The Delaware Supreme Court on Tuesday ruled that mergers involving a controlling shareholder qualify for review under the business judgment rule if two key procedural protections are adopted prior to economic negotiations, rejecting a proposed bright-line rule that would have made it easier for plaintiffs to challenge conflicted transactions.

The 4-1 ruling from the high court upheld the Delaware Court of Chancery's dismissal earlier this year of an investor challenge to leading Chinese infant formula firm Synutra International Inc.'s $125 million go-private deal in 2016. And it clarified at what point in the process that a controller must condition its offer on approval by an independent special committee and an informed and uncoerced vote of a majority of the company's controlling stockholders.
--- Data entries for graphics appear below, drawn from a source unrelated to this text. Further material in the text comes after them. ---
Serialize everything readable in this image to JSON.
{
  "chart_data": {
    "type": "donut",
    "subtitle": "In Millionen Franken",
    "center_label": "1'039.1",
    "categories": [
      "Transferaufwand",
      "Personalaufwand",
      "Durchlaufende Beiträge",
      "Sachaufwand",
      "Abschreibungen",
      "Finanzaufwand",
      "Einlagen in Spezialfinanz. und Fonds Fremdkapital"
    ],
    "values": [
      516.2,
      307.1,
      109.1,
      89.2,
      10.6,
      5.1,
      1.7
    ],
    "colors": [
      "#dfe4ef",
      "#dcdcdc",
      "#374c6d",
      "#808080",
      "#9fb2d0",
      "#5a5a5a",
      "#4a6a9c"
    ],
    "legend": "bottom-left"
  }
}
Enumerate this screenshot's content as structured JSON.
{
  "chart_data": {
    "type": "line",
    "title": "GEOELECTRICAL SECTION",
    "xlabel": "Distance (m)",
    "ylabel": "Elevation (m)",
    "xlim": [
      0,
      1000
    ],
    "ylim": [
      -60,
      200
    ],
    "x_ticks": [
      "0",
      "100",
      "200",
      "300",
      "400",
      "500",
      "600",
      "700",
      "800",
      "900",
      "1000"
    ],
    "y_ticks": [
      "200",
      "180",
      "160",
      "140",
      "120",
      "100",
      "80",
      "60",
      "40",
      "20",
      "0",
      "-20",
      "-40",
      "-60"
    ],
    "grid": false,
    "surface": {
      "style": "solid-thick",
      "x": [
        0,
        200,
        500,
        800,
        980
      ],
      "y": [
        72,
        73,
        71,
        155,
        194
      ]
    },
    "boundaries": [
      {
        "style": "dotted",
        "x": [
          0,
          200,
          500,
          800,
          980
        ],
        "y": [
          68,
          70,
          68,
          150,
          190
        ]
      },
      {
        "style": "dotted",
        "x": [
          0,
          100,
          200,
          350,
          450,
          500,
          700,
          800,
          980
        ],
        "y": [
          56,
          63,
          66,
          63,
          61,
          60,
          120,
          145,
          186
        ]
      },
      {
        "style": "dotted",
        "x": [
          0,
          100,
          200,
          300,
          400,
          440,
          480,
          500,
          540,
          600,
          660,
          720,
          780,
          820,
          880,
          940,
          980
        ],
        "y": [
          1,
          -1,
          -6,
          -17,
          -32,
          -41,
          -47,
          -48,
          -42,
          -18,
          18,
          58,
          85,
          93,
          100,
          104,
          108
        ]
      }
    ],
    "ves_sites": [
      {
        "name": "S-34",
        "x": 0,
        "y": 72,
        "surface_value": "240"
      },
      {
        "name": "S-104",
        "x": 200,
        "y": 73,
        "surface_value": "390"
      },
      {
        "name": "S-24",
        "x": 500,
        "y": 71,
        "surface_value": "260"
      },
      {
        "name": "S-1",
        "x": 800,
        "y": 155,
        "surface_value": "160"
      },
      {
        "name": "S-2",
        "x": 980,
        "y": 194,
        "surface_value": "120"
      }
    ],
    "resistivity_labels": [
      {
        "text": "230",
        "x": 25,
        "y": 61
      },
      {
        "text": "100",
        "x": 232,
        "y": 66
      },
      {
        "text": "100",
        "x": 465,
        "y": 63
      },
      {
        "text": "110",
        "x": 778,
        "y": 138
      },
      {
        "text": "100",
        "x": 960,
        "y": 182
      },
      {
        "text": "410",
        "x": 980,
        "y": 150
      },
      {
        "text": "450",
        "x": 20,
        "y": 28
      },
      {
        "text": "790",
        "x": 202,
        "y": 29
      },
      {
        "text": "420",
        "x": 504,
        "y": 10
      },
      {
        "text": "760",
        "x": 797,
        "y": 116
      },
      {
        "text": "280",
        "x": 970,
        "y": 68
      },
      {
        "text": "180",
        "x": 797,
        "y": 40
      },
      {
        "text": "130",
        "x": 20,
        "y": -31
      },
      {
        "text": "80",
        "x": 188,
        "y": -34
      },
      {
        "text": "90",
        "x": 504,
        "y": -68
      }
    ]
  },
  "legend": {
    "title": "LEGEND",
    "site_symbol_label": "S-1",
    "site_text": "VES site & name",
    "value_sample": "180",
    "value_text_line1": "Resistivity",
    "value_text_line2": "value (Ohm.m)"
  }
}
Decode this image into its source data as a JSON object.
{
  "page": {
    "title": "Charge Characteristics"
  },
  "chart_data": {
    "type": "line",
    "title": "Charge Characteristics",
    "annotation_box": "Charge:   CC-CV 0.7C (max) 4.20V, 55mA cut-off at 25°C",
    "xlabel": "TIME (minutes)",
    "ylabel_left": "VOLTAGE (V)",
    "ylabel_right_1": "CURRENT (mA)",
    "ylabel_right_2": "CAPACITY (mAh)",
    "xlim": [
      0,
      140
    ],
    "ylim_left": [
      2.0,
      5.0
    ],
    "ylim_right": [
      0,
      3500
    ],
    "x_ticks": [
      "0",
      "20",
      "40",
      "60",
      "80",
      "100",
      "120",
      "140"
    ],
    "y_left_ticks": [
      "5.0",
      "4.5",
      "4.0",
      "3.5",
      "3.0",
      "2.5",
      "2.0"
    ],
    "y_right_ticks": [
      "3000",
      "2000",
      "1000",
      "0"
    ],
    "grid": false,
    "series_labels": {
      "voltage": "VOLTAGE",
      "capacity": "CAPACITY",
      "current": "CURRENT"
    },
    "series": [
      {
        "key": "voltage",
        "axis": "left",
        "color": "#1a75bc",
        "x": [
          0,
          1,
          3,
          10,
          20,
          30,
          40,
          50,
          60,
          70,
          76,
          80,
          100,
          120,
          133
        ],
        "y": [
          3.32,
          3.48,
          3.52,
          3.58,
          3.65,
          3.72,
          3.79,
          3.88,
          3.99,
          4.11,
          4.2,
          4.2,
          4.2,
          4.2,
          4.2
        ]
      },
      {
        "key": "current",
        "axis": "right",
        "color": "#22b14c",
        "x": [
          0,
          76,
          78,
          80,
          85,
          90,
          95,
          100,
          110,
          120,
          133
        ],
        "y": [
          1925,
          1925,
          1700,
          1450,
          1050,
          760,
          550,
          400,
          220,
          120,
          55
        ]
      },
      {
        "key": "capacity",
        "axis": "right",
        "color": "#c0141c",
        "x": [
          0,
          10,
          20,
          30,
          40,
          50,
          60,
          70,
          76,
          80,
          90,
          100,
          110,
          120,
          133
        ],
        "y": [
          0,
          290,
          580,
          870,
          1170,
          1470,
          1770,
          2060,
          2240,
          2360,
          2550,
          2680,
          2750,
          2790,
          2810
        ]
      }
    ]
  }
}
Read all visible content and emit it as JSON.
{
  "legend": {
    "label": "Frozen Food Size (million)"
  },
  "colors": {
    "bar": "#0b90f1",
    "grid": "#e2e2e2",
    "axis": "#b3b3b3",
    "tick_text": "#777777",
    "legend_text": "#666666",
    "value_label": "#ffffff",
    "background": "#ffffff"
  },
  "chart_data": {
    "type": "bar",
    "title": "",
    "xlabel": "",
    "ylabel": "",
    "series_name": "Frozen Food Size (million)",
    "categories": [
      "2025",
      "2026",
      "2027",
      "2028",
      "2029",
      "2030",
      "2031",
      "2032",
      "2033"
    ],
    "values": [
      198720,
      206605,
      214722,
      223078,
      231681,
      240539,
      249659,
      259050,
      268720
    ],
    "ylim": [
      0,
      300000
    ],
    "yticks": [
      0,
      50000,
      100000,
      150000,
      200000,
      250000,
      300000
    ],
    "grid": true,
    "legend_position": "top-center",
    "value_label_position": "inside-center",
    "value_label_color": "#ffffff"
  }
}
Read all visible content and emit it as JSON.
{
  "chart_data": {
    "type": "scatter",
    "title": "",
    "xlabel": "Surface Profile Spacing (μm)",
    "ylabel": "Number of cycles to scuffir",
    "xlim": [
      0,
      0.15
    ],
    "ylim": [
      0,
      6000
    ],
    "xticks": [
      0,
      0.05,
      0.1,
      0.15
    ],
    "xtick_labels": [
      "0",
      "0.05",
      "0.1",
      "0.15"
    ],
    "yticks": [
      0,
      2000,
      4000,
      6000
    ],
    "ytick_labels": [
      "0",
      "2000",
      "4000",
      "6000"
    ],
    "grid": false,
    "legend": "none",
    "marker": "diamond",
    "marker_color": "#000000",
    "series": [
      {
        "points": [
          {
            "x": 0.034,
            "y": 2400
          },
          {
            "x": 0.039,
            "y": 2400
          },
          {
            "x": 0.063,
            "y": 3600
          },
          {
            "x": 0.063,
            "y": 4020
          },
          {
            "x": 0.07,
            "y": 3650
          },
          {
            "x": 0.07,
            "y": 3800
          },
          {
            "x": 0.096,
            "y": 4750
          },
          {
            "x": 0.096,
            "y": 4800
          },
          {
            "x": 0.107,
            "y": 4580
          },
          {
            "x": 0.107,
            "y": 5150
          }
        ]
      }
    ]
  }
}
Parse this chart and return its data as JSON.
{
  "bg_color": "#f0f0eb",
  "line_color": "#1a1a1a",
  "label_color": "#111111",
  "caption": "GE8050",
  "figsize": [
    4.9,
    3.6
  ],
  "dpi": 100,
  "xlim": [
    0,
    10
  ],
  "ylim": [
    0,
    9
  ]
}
On appeal, the case centered on the language of the Supreme Court's landmark opinion in Kahn v. M&F Worldwide, which held that a controller must outline the dual protections at the beginning of a going private bid in order to secure director-friendly business judgment protections.

Plaintiff Arthur Flood and his Levi & Korsinsky attorneys argued for a literal reading of the requirement, saying that the twin conditions must be present in a controller's first written merger proposal to investors. Flood, who had challenged the $6.05 per share deal price as unfair, said Synutra CEO Liang Zhang left the M&F Worldwide protections out of his initial overture, exposing the deal to the more rigorous entire fairness standard of review.

But Chief Justice Leo E. Strine Jr. said Zhang's second proposal, just two weeks later, made clear that he intended to comply with the road map laid out in M&F Worldwide. At that time, Strine said, neither Zhang nor the special committee had engaged in any negotiations or other meetings on Zhang's initial offer.

In a 26-page majority opinion, Delaware Supreme Court Chief Justice Leo Strine criticized Flood's “quite specific and exacting” reading of M&F Worldwide as the “brightest of lines,” which would run counter to the goal of preventing controllers from using the conditions as bargaining chips to obtain economic concessions.

“So long as the controller conditions its offer on the key protections at the germination stage of the special committee process, when it is selecting its advisers, establishing its method of proceeding, beginning its due diligence, and has not commenced substantive economic negotiations with the controller, the purpose of the precondition requirement of MFW is satisfied,” Strine wrote.

“In that situation, the special committee and the controller know, at all times during economic bargaining, that a transaction cannot proceed if the special committee says no, and the special committee knows that if they agree to a price, their judgment will be subject to stockholder scrutiny and approval.”

The ruling came over the dissent of Justice Karen L. Valihura, who wrote that the conditions must be raised in the controller's initial written proposal in order to satisfy the M&F Worldwide standard.

Valihura said there should be a narrower pathway to dismissal for suits contesting controller buyouts, and the majority's holding would lead to the “factual morass” of determining when serious bargaining began.

“This bright-line makes sense because the controller dictates when to commence the transactional process so that the outset is clear,” she said in her 25-page dissent.

Strine admitted that the court's decision “may give rise to close cases,” but he said the Chancery Court was equipped to handle those disputes.

“When a plaintiff has pled facts that support a reasonable inference that the two procedural protections were not put in place early and before substantive economic negotiation took place, the Court of Chancery can be trusted to apply appropriate pleading stage principles and refuse to dismiss the case,” he wrote.

Attorneys from both sides were not immediately available Tuesday afternoon to comment.

Flood was represented by Donald J. Enright and Elizabeth K. Tripodi of Levi & Korsinsky in Washington, D.C., and Ryan M. Ernst and Daniel P. Murray of O'Kelly Ernst & Joyce in Wilmington.

Synutra was represented by Roger A. Cooper, Rishi N. Zutshi, Vanessa C. Richardson and Hana Choi of Cleary Gottlieb Steen & Hamilton in New York and Matthew E. Fischer, Matthew R. Dreyfuss of Potter Anderson & Corroon in Wilmington.

Zhang was represented by Lawrence Portnoy and Rebecca L. Martin of Davis Polk & Wardwell in New York and William M. Lafferty and John P. DiTomo of Morris, Nichols, Arsht & Tunnell.

The case was captioned Flood v. Synutra International.